After the samples are captured in the capillary tubes of the sample plate, and washed as necessary, the sample plate is inverted and a dilute solution 24 of a chosen MALDI matrix is applied to the surface 22 opposite the electrically conductive surface 16 as illustrated in FIG. 6. The solvent in this step is chosen as one that efficiently elutes the samples of interest from the adsorbent material contained in the capillary. Conditions are chosen so that vaporization of the solvent does not occur within the capillary, but does occur at the surface 16 as illustrated in FIG. 7. For a given temperature and pressure of the vapor in the space adjacent to the surface 16, the vaporization rate is proportional to the area of liquid exposed. Since the surface area of an attached droplet 26 is between one and four times the cross-sectional area of the capillary, the range of flow rates meeting this vaporization condition is similar; thus it is relatively simple to control the pressure differential to meet this requirement. Crystals of matrix containing samples of interest are formed on the surface 16 surrounding the capillary exit, and as the last of the matrix solution is drawn through the capillaries crystals may fill the exit of the capillary. The sample plate 10 is then installed in the sample plate holder 28 for the MALDI mass spectrometer with the conductive surface 16 containing matrix crystals and samples of interest exposed to the laser beam 30 as illustrated in FIG. 8.

One embodiment of an interface of HPLC with a sample plate according to the present invention is illustrated in FIG. 9. In this embodiment, the effluent from one or more HPLC columns 32 is applied to conductive surface 16 of the sample plate, and the effluent is drawn into the capillaries in communication with the effluent. Samples of interest are adsorbed in the capillaries. One or more capillaries may be in communication with the liquid at any time and the position of plate 10 relative to HPLC effluent may be changed periodically so that a fresh portion of the plate is exposed to the effluent. Any arrangement of holes may be used, including but not limited to those depicted in FIG. 3. The capillaries may contain any adsorbent that retains the samples of interest, including the packing material used in the HPLC column. The flow rate through the capillaries may be larger or smaller than that required to prevent vaporization on the back side 22 of the plate 10 so long as the samples of interest are substantially retained in the capillaries.

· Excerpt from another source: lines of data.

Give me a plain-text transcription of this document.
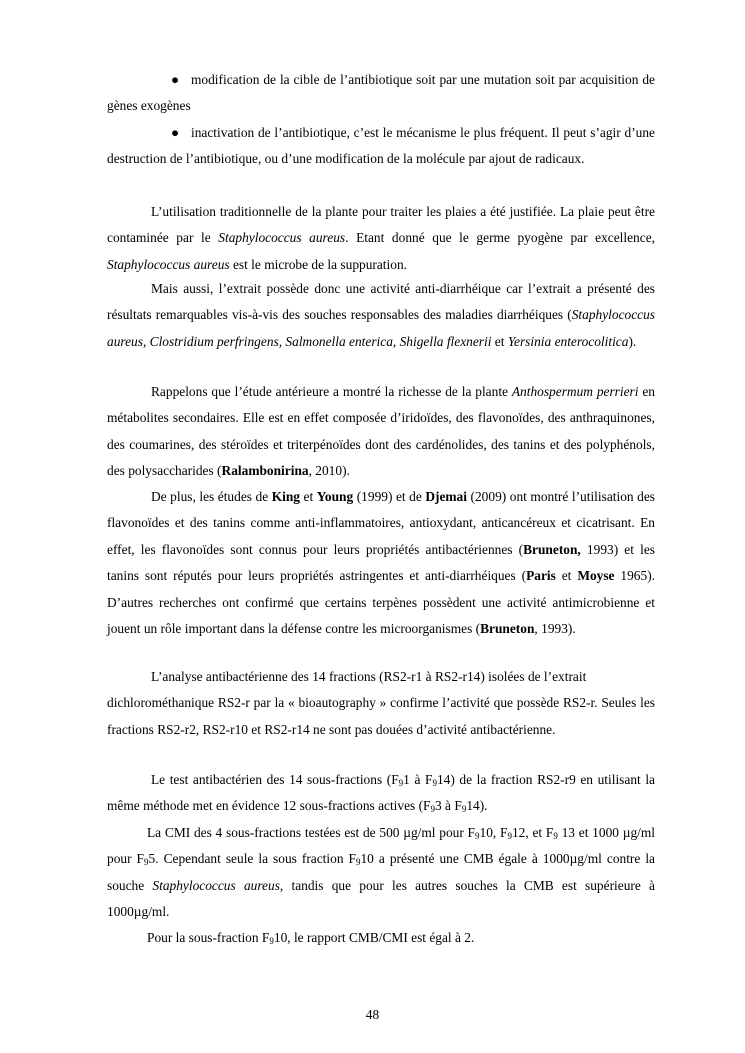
● modification de la cible de l’antibiotique soit par une mutation soit par acquisition de gènes exogènes

● inactivation de l’antibiotique, c’est le mécanisme le plus fréquent. Il peut s’agir d’une destruction de l’antibiotique, ou d’une modification de la molécule par ajout de radicaux.

L’utilisation traditionnelle de la plante pour traiter les plaies a été justifiée. La plaie peut être contaminée par le Staphylococcus aureus. Etant donné que le germe pyogène par excellence, Staphylococcus aureus est le microbe de la suppuration.

Mais aussi, l’extrait possède donc une activité anti-diarrhéique car l’extrait a présenté des résultats remarquables vis-à-vis des souches responsables des maladies diarrhéiques (Staphylococcus aureus, Clostridium perfringens, Salmonella enterica, Shigella flexnerii et Yersinia enterocolitica).

Rappelons que l’étude antérieure a montré la richesse de la plante Anthospermum perrieri en métabolites secondaires. Elle est en effet composée d’iridoïdes, des flavonoïdes, des anthraquinones, des coumarines, des stéroïdes et triterpénoïdes dont des cardénolides, des tanins et des polyphénols, des polysaccharides (Ralambonirina, 2010).

De plus, les études de King et Young (1999) et de Djemai (2009) ont montré l’utilisation des flavonoïdes et des tanins comme anti-inflammatoires, antioxydant, anticancéreux et cicatrisant. En effet, les flavonoïdes sont connus pour leurs propriétés antibactériennes (Bruneton, 1993) et les tanins sont réputés pour leurs propriétés astringentes et anti-diarrhéiques (Paris et Moyse 1965). D’autres recherches ont confirmé que certains terpènes possèdent une activité antimicrobienne et jouent un rôle important dans la défense contre les microorganismes (Bruneton, 1993).

L’analyse antibactérienne des 14 fractions (RS2-r1 à RS2-r14) isolées de l’extrait
dichlorométhanique RS2-r par la « bioautography » confirme l’activité que possède RS2-r. Seules les fractions RS2-r2, RS2-r10 et RS2-r14 ne sont pas douées d’activité antibactérienne.

Le test antibactérien des 14 sous-fractions ($F_91$ à $F_914$) de la fraction RS2-r9 en utilisant la même méthode met en évidence 12 sous-fractions actives ($F_93$ à $F_914$).

La CMI des 4 sous-fractions testées est de 500 µg/ml pour $F_910$, $F_912$, et $F_9$ 13 et 1000 µg/ml pour $F_95$. Cependant seule la sous fraction $F_910$ a présenté une CMB égale à 1000µg/ml contre la souche Staphylococcus aureus, tandis que pour les autres souches la CMB est supérieure à 1000µg/ml.

Pour la sous-fraction $F_910$, le rapport CMB/CMI est égal à 2.

48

A cross sectional view of a preferred embodiment of an interface of multiple HPLC columns to the sample plate 10 is illustrated in FIG. 10. This embodiment employs the hole spacing and thickness depicted as plate number 1 in FIG. 3. The holes or capillaries in hole structure 12 are filled with the same packing material 34 as the columns 32. In this embodiment, the spacing between the HPLC effluents is equal to eight times the spacing between holes, and the inner diameter of the columns 32 is equal to the inner diameter of the holes in hole structure 12. Any number of parallel columns up to 96 can be employed, but for full utilization of the plate the possible numbers are 1, 2, 3, 4, 6, 8, 12, 16, 24, 32, 48, and 96. The total number of distinct spots per chromatograph are 6144 divided by the number of columns. The plate is moved periodically so that the effluent is directed to an adjacent spot. In this embodiment the maximum time between movements, with no loss of sample, is equal to the thickness of the plate divided by the linear velocity through the packing. For a 1 mm column operated at 50 μL/min flow, the typical linear velocity is about 0.14 cm/sec. Thus, for the 8 mm thickness employed in this embodiment, the maximum time interval between movements is approximately 5.7 sec. This corresponds to a sample volume of 4.75 μL. More frequent sampling may be required to avoid loss in chromatographic resolution. Using the maximum time interval between samples approximately 10 hours of chromatography can be captured on a single plate. With smaller columns and corresponding higher hole density in the plate, the capacity of the plate can be increased substantially. For example with 70 micron diameter columns 32 and 100 micron spacing between holes, and the same linear velocity and plate thickness, 1214 hours of chromatography can be recorded on a single plate at maximum sampling time per spot. This corresponds to more than 12 hours each for 96 chromatographic channels. The final steps of eluting samples to the conductive surface in matrix solution and obtaining MALDI mass spectra are the same as described above.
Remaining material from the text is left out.